If nothing else, we've learned that "Kickalicious" is not a gimmick. He might have drawn the Lions' attention through a now-viral YouTube video of trick kicks, but Friday night capped a camp performance that has suggested increasing legitimacy each day. In addition to hitting from 49 and 50 yards, Rugland also had two high kickoffs that allowed the Lions' coverage team to stop the Jets' returners short of the 25-yard line.
Again, it's difficult to imagine the Lions tapping Rugland as their kicker this season, assuming Akers remains healthy and kicks the way he did Friday night. (He converted from 47 and 35 yards, and rookie punter Sam Martin appeared more than prepared to handle kickoffs with three touchbacks.) But a few more similar performances could at least put Rugland in the conversation for a future in the game, which is much more than anyone thought possible just a month ago.

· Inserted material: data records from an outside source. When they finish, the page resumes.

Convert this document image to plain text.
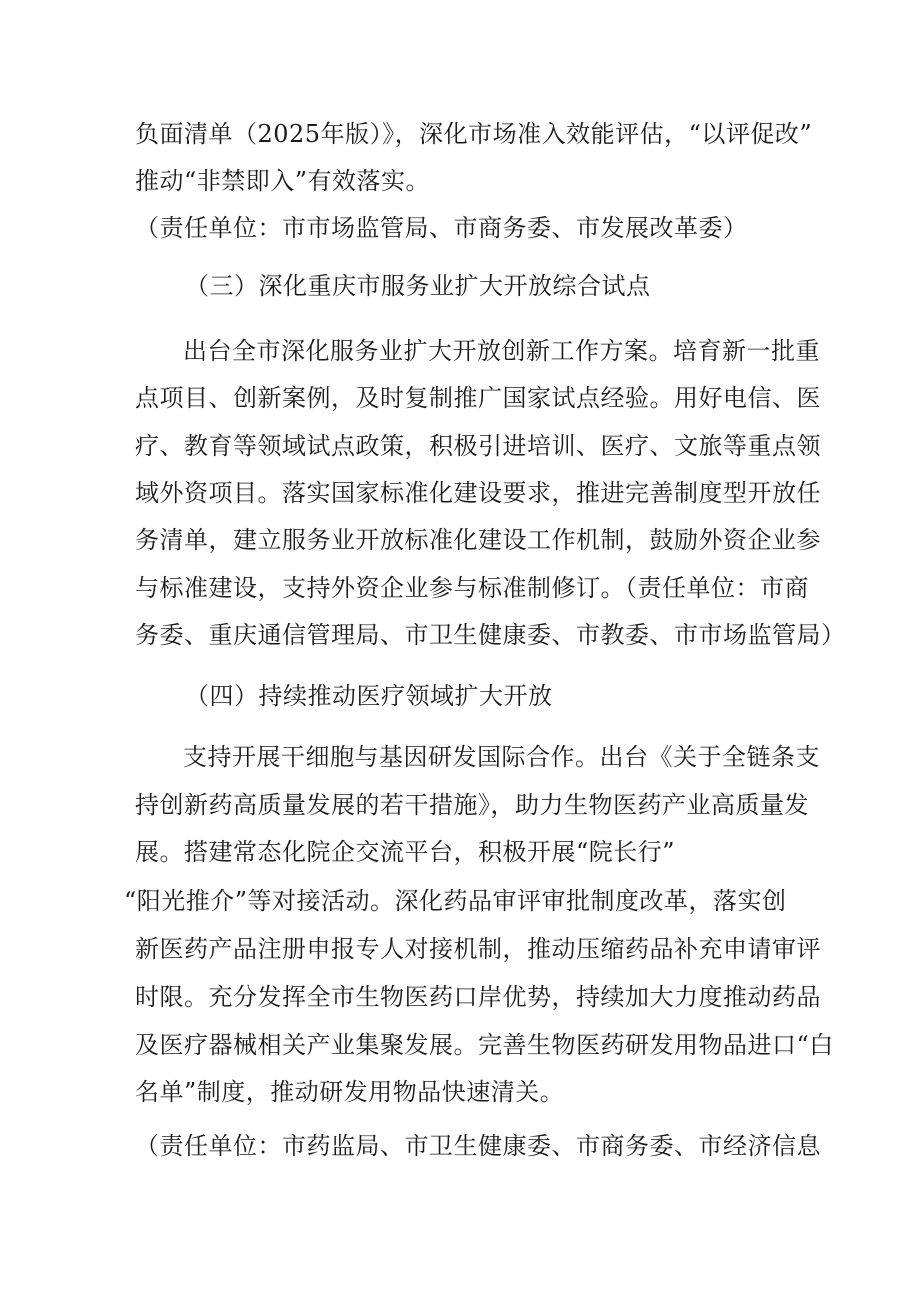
负面清单（2025年版）》，深化市场准入效能评估，“以评促改”
推动“非禁即入”有效落实。
（责任单位：市市场监管局、市商务委、市发展改革委）
（三）深化重庆市服务业扩大开放综合试点
出台全市深化服务业扩大开放创新工作方案。培育新一批重
点项目、创新案例，及时复制推广国家试点经验。用好电信、医
疗、教育等领域试点政策，积极引进培训、医疗、文旅等重点领
域外资项目。落实国家标准化建设要求，推进完善制度型开放任
务清单，建立服务业开放标准化建设工作机制，鼓励外资企业参
与标准建设，支持外资企业参与标准制修订。（责任单位：市商
务委、重庆通信管理局、市卫生健康委、市教委、市市场监管局）
（四）持续推动医疗领域扩大开放
支持开展干细胞与基因研发国际合作。出台《关于全链条支
持创新药高质量发展的若干措施》，助力生物医药产业高质量发
展。搭建常态化院企交流平台，积极开展“院长行”
“阳光推介”等对接活动。深化药品审评审批制度改革，落实创
新医药产品注册申报专人对接机制，推动压缩药品补充申请审评
时限。充分发挥全市生物医药口岸优势，持续加大力度推动药品
及医疗器械相关产业集聚发展。完善生物医药研发用物品进口“白
名单”制度，推动研发用物品快速清关。
（责任单位：市药监局、市卫生健康委、市商务委、市经济信息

Asked about a genuine competition for the place-kicking job, Lions coach Jim Schwartz said the obvious: "Everybody on our team is competing for a spot. We don't have anybody that's out here just buying time."
The really interesting question, which might never arise, is what the Lions would do if Akers is either injured or suddenly ineffective. Has Rugland emerged as an acceptable backup plan, just a few months after he put on a football helmet for the first time? What happens when it stops being just fun and game-deciding pressure arises? That would be the next step in this already-surprising story.